W przełomowych dla jazzu latach 60. przyszłość gatunku utożsamiano z trzema nazwiskami: Milesa Davisa, Johna Coltrane'a i Dave'a Brubecka.Twórcę popularnego standardu "Take 5" wyróżniała w tym gronie nie tylko jasna skóra, lecz także akademickie wykształcenie oraz klasyczne ciągotki. Prezentowana przez słynny Kwartet Dave'a Brubecka wizja "białego jazzu" nurtowała zarówno zagorzałych miłośników swingu, jak i publiczność o zgoła odmiennych gustach. Nic dziwnego, że w latach 50. i 60. zespół regularnie zwyciężał w prestiżowych ankietach czasopism "Down Beat" i "Metronome", a jednocześnie koncertował w Białym Domu i trafiał na nie tylko jazzowe listy przebojów.
Warto także pamiętać o ogromnym wpływie, jak Dave Brubeck wywarł na rozwój jazzu nowoczesnego nad Wisłą. W 1958 roku na trasie jego legendarnego już wówczas Kwartetu znalazło się dwanaście polskich miast. brubeckowska wizja "modern jazzu" zapłodniła wówczas całą przyszłą czołówkę polskiej sceny, nie wyłączając Komedy, Wróblewskiego, Trzaskowskiego oraz Stańki, i pozostawiła wyraźny ślad na ich późniejszej twórczości.
Czy spadkobiercą "brubeckowksiej fali" można też nazwać Tomasza Szukalskiego?
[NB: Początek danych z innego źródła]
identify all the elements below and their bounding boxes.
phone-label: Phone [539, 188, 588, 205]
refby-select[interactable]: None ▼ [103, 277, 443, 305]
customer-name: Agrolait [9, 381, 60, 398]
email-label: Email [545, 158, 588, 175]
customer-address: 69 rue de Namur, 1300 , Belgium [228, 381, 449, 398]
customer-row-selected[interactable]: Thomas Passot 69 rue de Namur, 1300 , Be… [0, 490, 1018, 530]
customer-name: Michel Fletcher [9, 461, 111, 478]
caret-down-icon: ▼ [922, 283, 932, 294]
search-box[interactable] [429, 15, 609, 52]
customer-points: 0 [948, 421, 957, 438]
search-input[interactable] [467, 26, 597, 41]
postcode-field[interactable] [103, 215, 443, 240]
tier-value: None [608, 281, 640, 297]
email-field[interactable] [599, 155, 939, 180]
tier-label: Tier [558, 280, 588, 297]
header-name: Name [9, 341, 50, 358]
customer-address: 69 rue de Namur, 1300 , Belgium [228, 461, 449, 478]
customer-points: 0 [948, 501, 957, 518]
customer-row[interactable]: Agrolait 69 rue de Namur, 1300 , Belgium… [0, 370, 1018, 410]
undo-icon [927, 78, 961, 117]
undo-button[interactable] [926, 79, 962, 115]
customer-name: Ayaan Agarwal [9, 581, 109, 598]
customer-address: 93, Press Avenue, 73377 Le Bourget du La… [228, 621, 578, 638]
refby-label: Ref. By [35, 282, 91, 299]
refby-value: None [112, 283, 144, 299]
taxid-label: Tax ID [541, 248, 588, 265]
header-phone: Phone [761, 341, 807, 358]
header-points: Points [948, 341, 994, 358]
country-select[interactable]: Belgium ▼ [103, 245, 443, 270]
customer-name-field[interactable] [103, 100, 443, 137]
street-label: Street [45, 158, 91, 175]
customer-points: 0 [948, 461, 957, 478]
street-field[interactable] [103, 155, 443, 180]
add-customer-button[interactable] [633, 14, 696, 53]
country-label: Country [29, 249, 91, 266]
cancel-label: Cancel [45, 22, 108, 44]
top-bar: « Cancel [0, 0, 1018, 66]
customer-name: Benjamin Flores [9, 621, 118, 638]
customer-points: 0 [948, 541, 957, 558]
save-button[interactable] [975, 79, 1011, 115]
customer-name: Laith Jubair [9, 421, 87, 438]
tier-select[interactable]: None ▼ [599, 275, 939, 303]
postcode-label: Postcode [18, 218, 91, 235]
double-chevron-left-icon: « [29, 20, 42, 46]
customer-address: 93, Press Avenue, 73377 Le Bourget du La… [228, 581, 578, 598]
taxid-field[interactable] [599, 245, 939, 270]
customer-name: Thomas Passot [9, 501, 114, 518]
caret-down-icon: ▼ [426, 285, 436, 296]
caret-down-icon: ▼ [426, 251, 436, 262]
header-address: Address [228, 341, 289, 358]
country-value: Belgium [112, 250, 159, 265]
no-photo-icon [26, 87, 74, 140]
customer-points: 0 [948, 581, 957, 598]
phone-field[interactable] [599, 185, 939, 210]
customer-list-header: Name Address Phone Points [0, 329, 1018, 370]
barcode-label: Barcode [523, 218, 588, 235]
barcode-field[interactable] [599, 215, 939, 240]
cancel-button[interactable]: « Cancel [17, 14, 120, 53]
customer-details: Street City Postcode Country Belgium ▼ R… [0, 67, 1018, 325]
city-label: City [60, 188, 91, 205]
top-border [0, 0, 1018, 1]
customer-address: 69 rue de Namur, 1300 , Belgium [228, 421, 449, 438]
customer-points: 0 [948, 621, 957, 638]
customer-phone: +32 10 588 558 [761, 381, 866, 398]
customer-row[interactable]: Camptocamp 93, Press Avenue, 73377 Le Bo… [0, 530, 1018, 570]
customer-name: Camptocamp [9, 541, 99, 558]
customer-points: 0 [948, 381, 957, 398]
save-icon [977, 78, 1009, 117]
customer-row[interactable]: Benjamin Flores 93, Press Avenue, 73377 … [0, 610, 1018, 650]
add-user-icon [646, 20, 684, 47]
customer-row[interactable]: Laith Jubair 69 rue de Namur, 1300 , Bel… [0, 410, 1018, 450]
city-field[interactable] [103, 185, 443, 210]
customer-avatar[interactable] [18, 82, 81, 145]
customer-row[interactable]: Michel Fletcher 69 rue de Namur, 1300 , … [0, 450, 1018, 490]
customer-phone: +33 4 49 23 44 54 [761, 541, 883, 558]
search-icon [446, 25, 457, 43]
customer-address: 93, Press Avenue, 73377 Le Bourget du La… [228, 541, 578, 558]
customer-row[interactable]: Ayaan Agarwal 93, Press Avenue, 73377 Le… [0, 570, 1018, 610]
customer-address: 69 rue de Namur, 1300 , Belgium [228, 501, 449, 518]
Wybitna saksfonista stał się centralną postacią polskiego jazzu w latach siedemdziesiątych, najpierw jako współpracownik Zbigniewa Namysłowskiego( słynne albumy „Winobranie” i „Kuyaviak Goes Funky”), z czasem jako lider autorskiego zespołu "The Quaret", zaliczanego przez wielu krajowych i zagranicznych krytyków do najważniejszych zespołów jazzowych Europy.Do współpracy zaczęli zaprasza Tomasza Szukalskiego najwybitniejsi polscy muzycy: Włodzimierz Nahorny, Ptaszyn Wróblewski czy Tomasz Stańko, z którym koncertował i nagrywał płyty w całej Europie (również dla prestiżowego wydawnictwa ECM) Europy.
Powrócimy raz jeszcze do "Dnia Szakala" - bezprecedensowego hołdu dla Tomasza Szukalskiego i zarazem koncertu charytatywnego (z udziałem Ewy Bem, Herdzin Trio, Marcin Wasilewski Trio, Wojciecha Karolaka, Adama Makowicza, Leszka Możdżera, Jarosława Śmietany, Michała Urbaniaka oraz Agi Zaryan), z którego dochód wsparł artystę w trudnej sytuacji zdrowotnej. Ponadto Baweł Brodowski zrecenzuje mikołajkowy występ Carli Bley w warszawskiej Filharmonii Narodowej.